Ronald J. Ward said...

After all these years, I thought Yummy was a Monkeys hit.

William50 said...

The first time I heard "Are You A Boy Or Are You A Girl" by the Barbarians was in a small album demo cubical in 1965, I was 15, at Wallachs Music City in Lakewood Calif. My friends and I would go there in the evening and listen to demo albums. This one always stuck in my mind for some reason along with "Having A Rave Up" by the Yardbirds and Knockers up by Rusty Warren.

Iman said...


"Yummy, yummy, yummy
I got love in my tummy, and I feel like a-lovin' you."

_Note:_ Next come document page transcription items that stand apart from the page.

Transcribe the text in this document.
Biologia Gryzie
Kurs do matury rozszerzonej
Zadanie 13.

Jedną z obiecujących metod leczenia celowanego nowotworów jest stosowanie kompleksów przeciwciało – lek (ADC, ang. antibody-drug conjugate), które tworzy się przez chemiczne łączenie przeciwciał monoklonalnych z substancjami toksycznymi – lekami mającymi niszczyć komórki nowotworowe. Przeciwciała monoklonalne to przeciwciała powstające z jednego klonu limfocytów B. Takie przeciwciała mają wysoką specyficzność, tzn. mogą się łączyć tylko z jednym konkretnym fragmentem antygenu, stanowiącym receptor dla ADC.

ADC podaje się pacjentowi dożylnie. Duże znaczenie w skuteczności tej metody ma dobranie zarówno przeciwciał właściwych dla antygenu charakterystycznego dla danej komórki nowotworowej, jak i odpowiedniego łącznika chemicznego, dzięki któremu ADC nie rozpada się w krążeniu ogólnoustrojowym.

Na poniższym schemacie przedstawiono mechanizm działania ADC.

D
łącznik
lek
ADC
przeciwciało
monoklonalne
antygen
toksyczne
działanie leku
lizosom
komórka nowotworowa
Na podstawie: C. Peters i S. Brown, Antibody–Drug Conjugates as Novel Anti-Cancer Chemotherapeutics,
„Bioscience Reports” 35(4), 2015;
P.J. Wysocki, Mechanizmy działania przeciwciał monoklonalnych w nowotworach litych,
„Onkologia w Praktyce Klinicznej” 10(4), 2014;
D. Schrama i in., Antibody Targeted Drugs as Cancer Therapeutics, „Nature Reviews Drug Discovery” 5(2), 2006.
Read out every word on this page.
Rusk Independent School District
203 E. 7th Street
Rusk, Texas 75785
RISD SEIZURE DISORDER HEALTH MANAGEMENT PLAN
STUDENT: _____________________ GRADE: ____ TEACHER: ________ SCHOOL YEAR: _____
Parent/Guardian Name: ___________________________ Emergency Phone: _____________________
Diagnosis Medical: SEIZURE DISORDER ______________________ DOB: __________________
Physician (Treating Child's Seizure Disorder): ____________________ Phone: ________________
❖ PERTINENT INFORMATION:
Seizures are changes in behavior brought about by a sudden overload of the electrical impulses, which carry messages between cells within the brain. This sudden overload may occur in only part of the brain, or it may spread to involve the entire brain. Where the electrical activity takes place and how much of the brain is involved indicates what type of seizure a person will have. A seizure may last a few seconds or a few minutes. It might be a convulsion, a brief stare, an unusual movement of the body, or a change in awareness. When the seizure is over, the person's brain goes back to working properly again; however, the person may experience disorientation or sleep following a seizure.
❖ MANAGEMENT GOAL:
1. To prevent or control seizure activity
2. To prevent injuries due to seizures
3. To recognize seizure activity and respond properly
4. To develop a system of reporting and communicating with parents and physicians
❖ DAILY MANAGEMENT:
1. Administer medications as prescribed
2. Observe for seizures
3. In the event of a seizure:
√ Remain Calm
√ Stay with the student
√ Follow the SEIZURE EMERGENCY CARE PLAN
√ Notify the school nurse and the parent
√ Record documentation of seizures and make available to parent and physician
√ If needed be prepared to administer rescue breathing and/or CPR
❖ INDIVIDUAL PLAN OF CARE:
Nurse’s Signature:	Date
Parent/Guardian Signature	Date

Don’t keep folks in suspense, lonejustus… 9 months later, was it a boy or a girl?

Jon Ericson said...

Amazing

Justabill said...

There’s some great stuff there, but my opinion of Yummy, etc. has not changed since 1968. Annoying as a song can be.

Joe Bar said...

I remember most of those. Imagine releasing a song called "Indian Giver" today.

Peachy said...

I wanna be sedated

Lazarus said...

The Archies don't seem so innocent after Hollywood has been milking the comic book franchises for 20 years. I never saw the "Dark Archies" series "Riverdale." It seemed like a truly horrible idea.

Political Junkie said...

Lester Bangs....one of my favorite movie quotes (I hope it is real, but who knows), from Almost Famous, "The only true currency in this bankrupt world is what you share with someone else when your uncool".

Heartless Aztec said...

Ohio 1910 Fruitgum Company were dreck. We were listening to The Allman Bros, 10 Years After, Ritchie Havens, The Band, Grateful Dead, etc., et al.

Mike (MJB Wolf) said...

IMO “Little Bit of Soul” was covered best by Tom Petty and the Heartbreakers on the awesome Live from Fillmore East album recorded during their 2-week residency there in 1993 (writing from memory so…). I mentioned that album before (Thunderclap Newman discussion) because TP&HB performed a lot of covers in that run and I believe it was Steve Ferrone’s debut as their drummer replacing the original drummer.

Mike (MJB Wolf) said...

Poor Ron whiffed another one. That was The Archies as Lazurus noted just above. I too had misattributed some of these gummy hits that tickle the old memory banks.

Rusty said...

Heartless Aztec
My music too. I liked the Ramones. The original version of Layla. Muddy Water, etc.